Ori is a revolutionary, he wants to act to bring about a new New Crobuzon. But he is unwilling, squeamish even, when it comes to killing, especially when it comes down to the innocent. The old couple for example. He is okay with their deaths when he thought them Militia, but when he realizes that they are innocents, their only crime being owning the house adjoining Magister Legus’s, he is not okay with it, despite him rationalizing it. This event sours him on Toro and the gang although he still contributes.

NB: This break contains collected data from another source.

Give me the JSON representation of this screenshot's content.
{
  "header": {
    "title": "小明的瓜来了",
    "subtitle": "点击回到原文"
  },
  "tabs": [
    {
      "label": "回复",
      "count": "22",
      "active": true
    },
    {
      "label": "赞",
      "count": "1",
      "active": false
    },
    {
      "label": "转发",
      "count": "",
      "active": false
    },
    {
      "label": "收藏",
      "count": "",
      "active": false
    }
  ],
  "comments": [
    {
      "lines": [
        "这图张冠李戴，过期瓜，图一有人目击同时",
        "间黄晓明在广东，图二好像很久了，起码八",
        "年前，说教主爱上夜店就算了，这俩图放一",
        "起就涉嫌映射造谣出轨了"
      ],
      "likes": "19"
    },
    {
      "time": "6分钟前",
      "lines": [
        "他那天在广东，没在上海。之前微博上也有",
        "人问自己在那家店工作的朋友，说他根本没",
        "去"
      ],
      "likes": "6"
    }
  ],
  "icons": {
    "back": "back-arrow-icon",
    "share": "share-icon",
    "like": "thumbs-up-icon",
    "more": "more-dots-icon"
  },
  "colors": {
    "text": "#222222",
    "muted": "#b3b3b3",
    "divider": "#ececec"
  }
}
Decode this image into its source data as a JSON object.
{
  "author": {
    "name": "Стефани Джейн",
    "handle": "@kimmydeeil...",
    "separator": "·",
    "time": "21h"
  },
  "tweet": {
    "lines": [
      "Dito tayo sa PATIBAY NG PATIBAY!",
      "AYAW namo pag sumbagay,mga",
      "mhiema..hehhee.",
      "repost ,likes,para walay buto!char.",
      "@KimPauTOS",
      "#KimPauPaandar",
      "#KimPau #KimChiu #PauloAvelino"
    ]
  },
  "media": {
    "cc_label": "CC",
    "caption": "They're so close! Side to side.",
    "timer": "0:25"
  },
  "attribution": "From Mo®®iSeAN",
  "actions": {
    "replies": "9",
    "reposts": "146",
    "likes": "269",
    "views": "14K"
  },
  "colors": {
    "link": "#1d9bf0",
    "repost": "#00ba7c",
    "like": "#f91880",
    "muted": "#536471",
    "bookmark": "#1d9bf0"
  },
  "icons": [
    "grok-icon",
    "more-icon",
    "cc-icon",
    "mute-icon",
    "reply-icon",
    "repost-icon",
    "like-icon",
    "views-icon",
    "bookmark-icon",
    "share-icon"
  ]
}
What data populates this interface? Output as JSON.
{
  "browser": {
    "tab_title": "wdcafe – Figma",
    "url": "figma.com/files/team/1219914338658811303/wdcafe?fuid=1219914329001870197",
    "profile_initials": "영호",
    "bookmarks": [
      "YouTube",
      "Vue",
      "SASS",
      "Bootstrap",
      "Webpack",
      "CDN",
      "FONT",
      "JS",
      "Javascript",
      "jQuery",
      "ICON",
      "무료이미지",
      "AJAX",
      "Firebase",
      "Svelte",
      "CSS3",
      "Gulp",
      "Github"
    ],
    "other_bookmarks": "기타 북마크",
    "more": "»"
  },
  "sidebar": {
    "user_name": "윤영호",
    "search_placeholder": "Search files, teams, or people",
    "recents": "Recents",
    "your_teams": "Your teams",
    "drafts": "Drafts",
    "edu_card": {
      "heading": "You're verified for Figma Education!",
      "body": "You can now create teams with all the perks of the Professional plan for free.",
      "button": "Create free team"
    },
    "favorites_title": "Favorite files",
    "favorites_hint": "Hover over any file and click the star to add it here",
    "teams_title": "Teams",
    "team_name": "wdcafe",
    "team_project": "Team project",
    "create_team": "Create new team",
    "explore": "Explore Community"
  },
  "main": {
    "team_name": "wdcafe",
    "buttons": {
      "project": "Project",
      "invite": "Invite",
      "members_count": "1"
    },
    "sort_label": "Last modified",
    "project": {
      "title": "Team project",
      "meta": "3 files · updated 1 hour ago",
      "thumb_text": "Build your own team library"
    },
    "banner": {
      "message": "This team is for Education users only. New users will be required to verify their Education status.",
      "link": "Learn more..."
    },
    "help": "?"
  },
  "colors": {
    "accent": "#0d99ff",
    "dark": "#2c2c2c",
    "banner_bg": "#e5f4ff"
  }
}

But this is only a part of the shattering of Ori’s illusions. He believes that the purpose of the gang is to free New Crobuzon, to make it a better, more just place to live. But the truth is very different. Toro’s true intentions have always been to kill the Magister who ordered her Remaking. Toro, like Stem-Fulcher, is a returning character. Derkhan mentions going to the trial of a woman who accidentally smothered her child. That mother is Toro. And the Magister who so happened to order her Remaking just happens to be Stem-Fulcher’s lover.

This revelation completely breaks Ori’s constructed view of the gang, its purpose, and what he is doing. He is thrown out and becomes more of a detached observer. He is not as present as he was.

In a way, Ori becomes both an observer and protagonist. As a character, he really only comes alive when he is dealing with Spiral Jacobs. There is something about their interactions, the stalking curiosity that breaths life into Ori’s sections. However, Ori is also just an observer when it comes to the new face of New Crobuzon, the Commune- wait, the Collective.

The funny thing is that Ori’s (and Toro’s Gang’s) action do not contribute at all to the “awakening.” The assassination of Stem-Fulcher honestly has nothing to do with the revolution. He keeps talking about “waking the city up” when it is actually him who has been asleep.

Moving back to Spiral Jacobs, the power he exerts on Ori is similar to that of Judah Low on Cutter. Both are older men who have taught the younger man something. Though there is clearly no sexual component to Ori’s fascination with Jacobs, there is clearly a connection-if only from Ori’s side of it.

The relationship is mediated by the memory of Jack Half-a-Prayer. Jacobs new the famous rebel, and Ori is obsessed with that image of popular rebellion. Part of his blindness as to the event unfolding around him stems from not being able to see that an organized rebellion is coming. He can only see armed struggle as originating from rebel gangs- the FReemade and Toro’s Gang.

Just as there is a new New Crobuzon, so there is a new Toro. The death and abdication of Toro, having accomplished her goal, leads to the new Toro. Ori has been given the bull’s head, the symbol of anarchism. What does he do with it?

Finally, say what you will about Mayor Stem-Fulcher, she did go out with a crowning moment of awesome.